Solo che nel mondo del web c’è sempre qualcuno che inventa cose che limitano tutto questo. E non per un desiderio di censura o di controllo, ma perché il senso del limite sembra dare maggiore esclusività, dunque qualità, dunque forza. Alle praterie senza freni di Facebook si è contrapposto all’inizio il sintetico ed educato Twitter. Là dove Facebook permetteva di scrivere quello che si voleva, e quanto si voleva, in privato o in pubblico, con filtri o senza filtri, Twitter obbligava e obbliga ai 140 caratteri. All’essere concisi, brevi ed efficaci. Ma instaurava l’idea che i frequentatori dei social sono dei produttori di contenuti. Gente da leggere e da seguire. Poneva un alto e un basso. Quelli importanti seguono poca gente mentre sono seguiti da milioni di persone. Si instaura una scala sociale e intellettuale. C’è chi conta, e chi non conta. Chi viene letto e chi legge. Mentre su Facebook la biunivocità è costante, con Twitter si torna alle gerarchie di valori.

Era ovvio che nel tempo non funzionasse.

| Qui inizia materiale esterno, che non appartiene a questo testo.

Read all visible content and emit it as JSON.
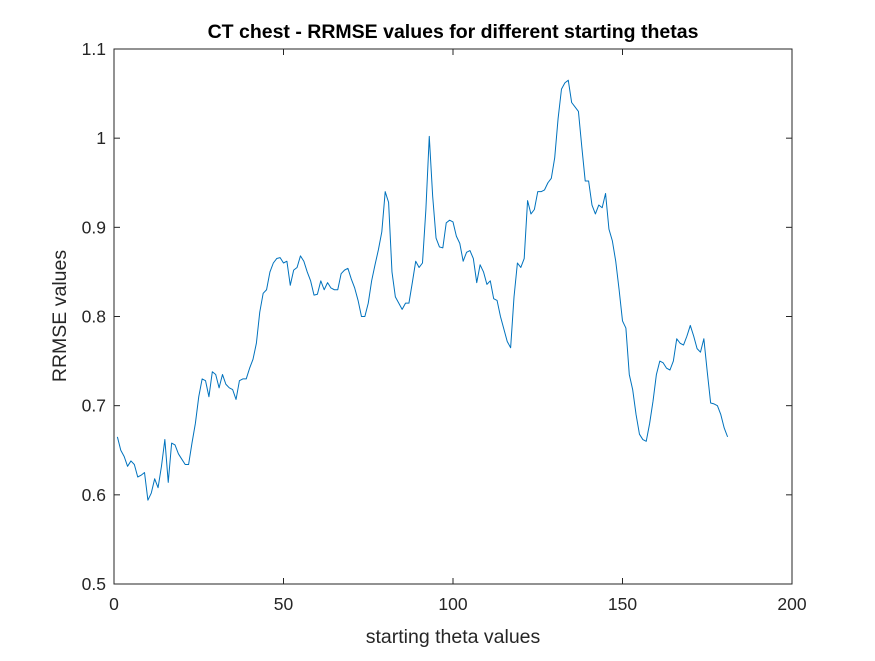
{
  "chart_data": {
    "type": "line",
    "title": "CT chest - RRMSE values for different starting thetas",
    "xlabel": "starting theta values",
    "ylabel": "RRMSE values",
    "xlim": [
      0,
      200
    ],
    "ylim": [
      0.5,
      1.1
    ],
    "xticks": [
      "0",
      "50",
      "100",
      "150",
      "200"
    ],
    "yticks": [
      "0.5",
      "0.6",
      "0.7",
      "0.8",
      "0.9",
      "1",
      "1.1"
    ],
    "grid": false,
    "legend": "none",
    "series": [
      {
        "color": "#0072BD",
        "x": [
          1,
          2,
          3,
          4,
          5,
          6,
          7,
          8,
          9,
          10,
          11,
          12,
          13,
          14,
          15,
          16,
          17,
          18,
          19,
          20,
          21,
          22,
          23,
          24,
          25,
          26,
          27,
          28,
          29,
          30,
          31,
          32,
          33,
          34,
          35,
          36,
          37,
          38,
          39,
          40,
          41,
          42,
          43,
          44,
          45,
          46,
          47,
          48,
          49,
          50,
          51,
          52,
          53,
          54,
          55,
          56,
          57,
          58,
          59,
          60,
          61,
          62,
          63,
          64,
          65,
          66,
          67,
          68,
          69,
          70,
          71,
          72,
          73,
          74,
          75,
          76,
          77,
          78,
          79,
          80,
          81,
          82,
          83,
          84,
          85,
          86,
          87,
          88,
          89,
          90,
          91,
          92,
          93,
          94,
          95,
          96,
          97,
          98,
          99,
          100,
          101,
          102,
          103,
          104,
          105,
          106,
          107,
          108,
          109,
          110,
          111,
          112,
          113,
          114,
          115,
          116,
          117,
          118,
          119,
          120,
          121,
          122,
          123,
          124,
          125,
          126,
          127,
          128,
          129,
          130,
          131,
          132,
          133,
          134,
          135,
          136,
          137,
          138,
          139,
          140,
          141,
          142,
          143,
          144,
          145,
          146,
          147,
          148,
          149,
          150,
          151,
          152,
          153,
          154,
          155,
          156,
          157,
          158,
          159,
          160,
          161,
          162,
          163,
          164,
          165,
          166,
          167,
          168,
          169,
          170,
          171,
          172,
          173,
          174,
          175,
          176,
          177,
          178,
          179,
          180,
          181
        ],
        "y": [
          0.665,
          0.65,
          0.643,
          0.632,
          0.638,
          0.634,
          0.62,
          0.622,
          0.625,
          0.594,
          0.602,
          0.618,
          0.608,
          0.632,
          0.662,
          0.614,
          0.658,
          0.656,
          0.646,
          0.64,
          0.634,
          0.634,
          0.658,
          0.68,
          0.71,
          0.73,
          0.728,
          0.71,
          0.738,
          0.735,
          0.72,
          0.735,
          0.724,
          0.72,
          0.718,
          0.707,
          0.728,
          0.73,
          0.73,
          0.742,
          0.752,
          0.77,
          0.805,
          0.826,
          0.83,
          0.85,
          0.86,
          0.865,
          0.866,
          0.86,
          0.862,
          0.835,
          0.852,
          0.855,
          0.868,
          0.862,
          0.85,
          0.84,
          0.824,
          0.825,
          0.84,
          0.83,
          0.838,
          0.832,
          0.83,
          0.83,
          0.848,
          0.852,
          0.854,
          0.842,
          0.832,
          0.818,
          0.8,
          0.8,
          0.815,
          0.84,
          0.858,
          0.875,
          0.895,
          0.94,
          0.928,
          0.85,
          0.822,
          0.815,
          0.808,
          0.815,
          0.815,
          0.838,
          0.862,
          0.855,
          0.86,
          0.92,
          1.002,
          0.935,
          0.888,
          0.878,
          0.877,
          0.905,
          0.908,
          0.906,
          0.89,
          0.882,
          0.862,
          0.872,
          0.874,
          0.865,
          0.838,
          0.858,
          0.85,
          0.836,
          0.84,
          0.82,
          0.818,
          0.8,
          0.786,
          0.772,
          0.765,
          0.822,
          0.86,
          0.855,
          0.865,
          0.93,
          0.915,
          0.92,
          0.94,
          0.94,
          0.942,
          0.95,
          0.955,
          0.978,
          1.022,
          1.055,
          1.062,
          1.065,
          1.04,
          1.035,
          1.03,
          0.99,
          0.952,
          0.952,
          0.925,
          0.915,
          0.925,
          0.922,
          0.938,
          0.898,
          0.885,
          0.862,
          0.83,
          0.795,
          0.787,
          0.735,
          0.718,
          0.69,
          0.668,
          0.662,
          0.66,
          0.68,
          0.705,
          0.735,
          0.75,
          0.748,
          0.742,
          0.74,
          0.75,
          0.775,
          0.77,
          0.768,
          0.778,
          0.79,
          0.778,
          0.764,
          0.76,
          0.775,
          0.738,
          0.703,
          0.702,
          0.7,
          0.69,
          0.675,
          0.665
        ]
      }
    ]
  }
}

E infatti la crisi di Twitter è sotto gli occhi di tutti. E non poteva funzionare perché produrre contenuti è una cosa seria. E non basta essere famosi, o anche soltanto noti. Bisogna essere autorevoli, avere competenze. Solo che le competenze e l’autorevolezza non si comunicano con i tweet, non passano per la rete. In rete è tutto uguale, e la differenza tra contenuti alla fine non si nota più di tanto. E allora? Allora il modello Facebook resta quello vincente perché non è gerarchico.

Ma rassegnarsi è difficile. Il social elitario è un sogno costante. Ed è il sogno di This. This con il punto alla fine. È un nuovo social network nato a ottobre. Si può seguire ed essere seguiti. C’è gente molto interessante, praticamente tutti americani e inglesi, quasi tutti giornalisti. E non si possono postare foto, selfie, o scrivere dei post personali. Si possono soltanto postare dei link. Testi, video e quant’altro riteniamo interessante. Ma con una restrizione fondamentale: è possibile farlo soltanto una volta al giorno. Un link ogni 24 ore, come la posologia di una medicina.

Perché? Perché così non si intasa il web, perché il link va scelto con cura, ed è attraverso questa rigida selezione che si capiscono le doti vere degli utenti. Si è sempre detto che per avere seguaci e amici con gli altri social bisognava essere molto presenti, postare tantissimo e farsi notare. Invece su “This.”, secondo il noto principio di Nanni Moretti (mi si nota di più etc. etc.) meno posti e più ti notano. Perché il postare diventa selettivo e di qualità. Per non dire esclusivo.

Il successo di massa ma elitario è il delirio di questi decenni. E l’idea che i social si trasformino in circoli esclusivi è un ossimoro intellettuale. Non so quanto funzionerà “This.” con la sua posologia maniacale, con il voler mostrare quanto si è bravi a far leggere il post giusto; ma se costruisci un villaggio residenziale in mezzo alle grandi pianure dei social prima o poi i bisonti lo radono al suolo. Come è accaduto fino a oggi.